At last stock markets and the pollsters have got an election right! It was relief all round, as on this occasion we at Charles Stanley joined the consensus in thinking a win by Mr Macron and Mrs Le Pen was the most likely outcome in a very close race. As expected there was a strong late run by the far left Mr Melenchon, and a resilient performance by Mr Fillon for the centre right Republicans. Mr Macron got 23.9%, Mrs Le Pen 21.4%, Mr Fillon 19.9% and Mr Melenchon 19.6%. It was a still decisive defeat for France’s two main traditional parties of government, as neither have a candidate in the run off.
Stock markets will take heart from this outcome. The pollsters are confident that Mr Macron will beat Mrs Le Pen in two weeks time in the second round decider. All the forces of the centre left and centre right will be there to help Mr Macron across the finishing line in first place. The euro and the EU will be safe from French attacks assuming this comes true.
The issue markets will have to consider, however, is what Mr Macron will be able to do if elected as President. His En Marche movement is recently constructed and is unlikely to win a majority of the seats in the French Parliament. It is possible, of course, that victory in the Presidential election brings a wave of enthusiasm for his movement to give him a stronger than expected position in the Parliament. It is also possible that the traditional parties might wish to be helpful, at least in the early days, to reflect his popularity and his mandate. However, the way Mr Macron detached himself from the socialist party he belonged to as a Minister will not have endeared him to the centre left establishment. The way he wishes to adopt some centre right proposals on business and regulation will worry the centre right who will want to re-establish themselves as a major political force for the pro-business side of the debate. Being in the centre has scope for increasing support whilst you are popular, but leaves you exposed to a squeeze from both sides when they see the opportunity.

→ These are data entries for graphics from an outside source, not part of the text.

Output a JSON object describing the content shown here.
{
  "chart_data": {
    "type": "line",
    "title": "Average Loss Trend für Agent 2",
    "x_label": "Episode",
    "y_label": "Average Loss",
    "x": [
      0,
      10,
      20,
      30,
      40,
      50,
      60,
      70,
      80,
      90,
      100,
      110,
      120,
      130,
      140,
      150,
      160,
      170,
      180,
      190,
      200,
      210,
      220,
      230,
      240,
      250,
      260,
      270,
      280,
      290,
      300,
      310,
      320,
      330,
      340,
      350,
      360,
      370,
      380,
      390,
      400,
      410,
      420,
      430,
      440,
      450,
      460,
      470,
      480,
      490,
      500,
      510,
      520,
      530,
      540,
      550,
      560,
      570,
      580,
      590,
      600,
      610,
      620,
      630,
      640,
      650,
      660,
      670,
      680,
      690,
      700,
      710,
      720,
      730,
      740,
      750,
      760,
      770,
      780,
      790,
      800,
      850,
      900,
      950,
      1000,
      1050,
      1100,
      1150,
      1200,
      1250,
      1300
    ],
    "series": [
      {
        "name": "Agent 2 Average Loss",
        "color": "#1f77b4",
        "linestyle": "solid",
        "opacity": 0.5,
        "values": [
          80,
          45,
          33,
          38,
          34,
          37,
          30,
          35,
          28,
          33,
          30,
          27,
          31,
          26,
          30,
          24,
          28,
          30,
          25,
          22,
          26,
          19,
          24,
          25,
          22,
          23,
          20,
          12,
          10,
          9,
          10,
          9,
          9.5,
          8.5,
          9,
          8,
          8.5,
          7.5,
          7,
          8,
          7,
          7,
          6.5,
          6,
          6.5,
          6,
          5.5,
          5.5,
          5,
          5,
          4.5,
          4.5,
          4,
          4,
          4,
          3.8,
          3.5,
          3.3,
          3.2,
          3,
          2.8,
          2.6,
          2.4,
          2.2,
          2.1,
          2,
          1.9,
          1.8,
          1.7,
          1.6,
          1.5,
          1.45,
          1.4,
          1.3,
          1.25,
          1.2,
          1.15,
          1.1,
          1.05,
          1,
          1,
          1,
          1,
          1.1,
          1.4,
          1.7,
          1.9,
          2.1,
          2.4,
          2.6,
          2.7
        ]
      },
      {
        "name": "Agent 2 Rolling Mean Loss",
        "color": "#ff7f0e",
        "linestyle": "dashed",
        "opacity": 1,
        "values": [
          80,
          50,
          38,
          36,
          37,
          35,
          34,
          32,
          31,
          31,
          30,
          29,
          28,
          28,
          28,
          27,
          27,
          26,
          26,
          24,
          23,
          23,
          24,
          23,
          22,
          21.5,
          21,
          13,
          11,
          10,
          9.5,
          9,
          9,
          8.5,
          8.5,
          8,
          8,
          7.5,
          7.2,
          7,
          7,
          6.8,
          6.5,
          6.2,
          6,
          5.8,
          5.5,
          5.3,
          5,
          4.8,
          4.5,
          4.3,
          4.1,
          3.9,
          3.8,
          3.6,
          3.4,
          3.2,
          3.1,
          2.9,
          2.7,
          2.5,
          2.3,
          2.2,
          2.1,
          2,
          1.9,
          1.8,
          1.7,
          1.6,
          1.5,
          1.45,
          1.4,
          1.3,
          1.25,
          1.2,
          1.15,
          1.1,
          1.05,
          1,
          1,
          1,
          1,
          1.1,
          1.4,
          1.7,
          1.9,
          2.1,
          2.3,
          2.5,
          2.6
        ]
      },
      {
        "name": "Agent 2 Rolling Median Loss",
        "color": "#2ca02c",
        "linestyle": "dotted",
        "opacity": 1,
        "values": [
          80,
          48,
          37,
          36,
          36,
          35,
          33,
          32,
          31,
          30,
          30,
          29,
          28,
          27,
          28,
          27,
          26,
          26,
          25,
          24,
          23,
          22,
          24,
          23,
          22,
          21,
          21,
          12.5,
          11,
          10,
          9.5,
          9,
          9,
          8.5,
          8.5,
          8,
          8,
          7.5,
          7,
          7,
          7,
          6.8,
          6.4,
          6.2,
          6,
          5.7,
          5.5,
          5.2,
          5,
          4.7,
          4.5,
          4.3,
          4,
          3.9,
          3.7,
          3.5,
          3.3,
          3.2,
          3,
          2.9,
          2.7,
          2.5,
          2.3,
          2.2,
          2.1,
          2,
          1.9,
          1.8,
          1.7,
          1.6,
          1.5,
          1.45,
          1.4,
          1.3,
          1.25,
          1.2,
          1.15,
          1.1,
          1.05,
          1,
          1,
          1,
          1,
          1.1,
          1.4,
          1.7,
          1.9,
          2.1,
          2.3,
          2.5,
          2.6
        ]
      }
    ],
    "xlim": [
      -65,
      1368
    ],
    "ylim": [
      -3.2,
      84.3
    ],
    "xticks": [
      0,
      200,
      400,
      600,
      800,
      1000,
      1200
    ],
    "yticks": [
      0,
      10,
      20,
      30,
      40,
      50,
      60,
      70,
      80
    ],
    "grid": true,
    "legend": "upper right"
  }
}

Once the Presidential election is decided attention will turn to the Parliamentary elections in June. They will determine whether Mr Macron’s programme has any chance of implementation, or if it will usher in a period of Presidential frustration matched by Parliamentary sniping. His programme is somewhat sketchy. It is described in general terms as being like Germany’s belief in the social market economy. That implies less regulation and tax on business than socialists like, matched with more social protection and solidarity measures than conservatives usually recommend. The problem is cost in an economy like the French one already at the limits of spending under the Maastricht budget controls.

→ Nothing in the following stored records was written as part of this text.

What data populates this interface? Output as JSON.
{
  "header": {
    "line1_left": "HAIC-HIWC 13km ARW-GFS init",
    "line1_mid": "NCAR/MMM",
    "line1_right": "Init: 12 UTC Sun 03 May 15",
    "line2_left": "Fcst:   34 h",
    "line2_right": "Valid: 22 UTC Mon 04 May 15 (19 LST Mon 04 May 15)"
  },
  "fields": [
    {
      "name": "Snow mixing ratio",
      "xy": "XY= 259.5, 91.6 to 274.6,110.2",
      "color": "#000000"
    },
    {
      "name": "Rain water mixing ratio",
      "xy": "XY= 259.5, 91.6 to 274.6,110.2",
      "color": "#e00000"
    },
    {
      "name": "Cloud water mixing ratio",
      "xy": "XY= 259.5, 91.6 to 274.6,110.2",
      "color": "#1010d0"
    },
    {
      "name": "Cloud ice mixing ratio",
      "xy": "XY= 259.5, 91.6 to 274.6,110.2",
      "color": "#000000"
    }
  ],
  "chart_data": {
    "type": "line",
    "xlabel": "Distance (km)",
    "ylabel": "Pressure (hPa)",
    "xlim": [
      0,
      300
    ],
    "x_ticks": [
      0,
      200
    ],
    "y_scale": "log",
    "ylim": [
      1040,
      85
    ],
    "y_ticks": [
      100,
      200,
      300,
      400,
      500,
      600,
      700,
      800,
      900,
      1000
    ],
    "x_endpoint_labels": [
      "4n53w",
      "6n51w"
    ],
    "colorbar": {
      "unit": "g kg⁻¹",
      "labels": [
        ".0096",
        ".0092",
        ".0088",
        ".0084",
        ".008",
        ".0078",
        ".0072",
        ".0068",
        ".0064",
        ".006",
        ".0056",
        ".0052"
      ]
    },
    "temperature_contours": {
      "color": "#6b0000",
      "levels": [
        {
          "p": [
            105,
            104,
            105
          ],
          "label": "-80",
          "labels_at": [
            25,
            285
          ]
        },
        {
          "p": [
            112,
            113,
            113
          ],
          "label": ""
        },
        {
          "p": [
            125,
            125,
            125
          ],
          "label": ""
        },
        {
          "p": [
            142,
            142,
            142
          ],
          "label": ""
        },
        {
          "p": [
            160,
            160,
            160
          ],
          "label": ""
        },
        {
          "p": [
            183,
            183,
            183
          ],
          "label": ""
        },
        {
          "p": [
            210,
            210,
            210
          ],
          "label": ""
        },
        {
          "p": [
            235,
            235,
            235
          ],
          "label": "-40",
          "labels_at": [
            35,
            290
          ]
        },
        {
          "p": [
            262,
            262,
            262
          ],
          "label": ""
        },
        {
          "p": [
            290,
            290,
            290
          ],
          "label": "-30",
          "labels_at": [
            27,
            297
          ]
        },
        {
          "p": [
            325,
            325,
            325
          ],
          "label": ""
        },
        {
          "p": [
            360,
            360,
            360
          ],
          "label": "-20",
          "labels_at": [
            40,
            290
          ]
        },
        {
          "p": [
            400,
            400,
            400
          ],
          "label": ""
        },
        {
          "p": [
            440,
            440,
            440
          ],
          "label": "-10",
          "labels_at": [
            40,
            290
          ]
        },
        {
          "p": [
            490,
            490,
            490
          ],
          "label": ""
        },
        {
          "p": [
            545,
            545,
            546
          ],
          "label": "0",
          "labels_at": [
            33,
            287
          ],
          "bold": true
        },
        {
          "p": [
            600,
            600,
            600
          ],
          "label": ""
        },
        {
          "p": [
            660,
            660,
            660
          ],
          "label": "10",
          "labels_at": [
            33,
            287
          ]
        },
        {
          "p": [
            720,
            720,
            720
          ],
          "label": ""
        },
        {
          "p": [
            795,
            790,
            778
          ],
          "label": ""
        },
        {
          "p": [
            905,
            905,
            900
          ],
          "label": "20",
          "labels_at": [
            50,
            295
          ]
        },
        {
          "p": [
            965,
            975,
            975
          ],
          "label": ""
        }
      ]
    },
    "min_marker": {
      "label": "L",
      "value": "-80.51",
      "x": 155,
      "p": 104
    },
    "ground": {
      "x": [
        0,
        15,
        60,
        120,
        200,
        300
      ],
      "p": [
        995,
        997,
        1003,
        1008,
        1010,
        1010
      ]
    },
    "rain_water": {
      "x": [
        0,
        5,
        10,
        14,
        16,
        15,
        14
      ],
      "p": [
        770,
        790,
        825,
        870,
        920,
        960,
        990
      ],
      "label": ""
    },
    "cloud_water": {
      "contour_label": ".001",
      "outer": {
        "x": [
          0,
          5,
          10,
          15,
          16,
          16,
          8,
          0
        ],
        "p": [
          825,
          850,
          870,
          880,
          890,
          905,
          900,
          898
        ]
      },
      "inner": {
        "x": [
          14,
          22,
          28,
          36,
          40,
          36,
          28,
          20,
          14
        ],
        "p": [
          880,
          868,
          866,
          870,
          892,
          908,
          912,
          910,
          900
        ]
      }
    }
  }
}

The economic recovery of the Eurozone continues. This latest news removes much of the political risk that stalked markets in the run up to the election, removing the threat of a Eurosceptic high spending left wing candidate, and making it difficult for the National Front to win. The market is not expecting much from Mr Macron’s reform programme. That is wise given the difficulties he will face in framing it and getting it through. Some of it requires reform at the EU level, which will be even more problematic. Winning an election in France does not change the views of the other 26 member states that are staying in.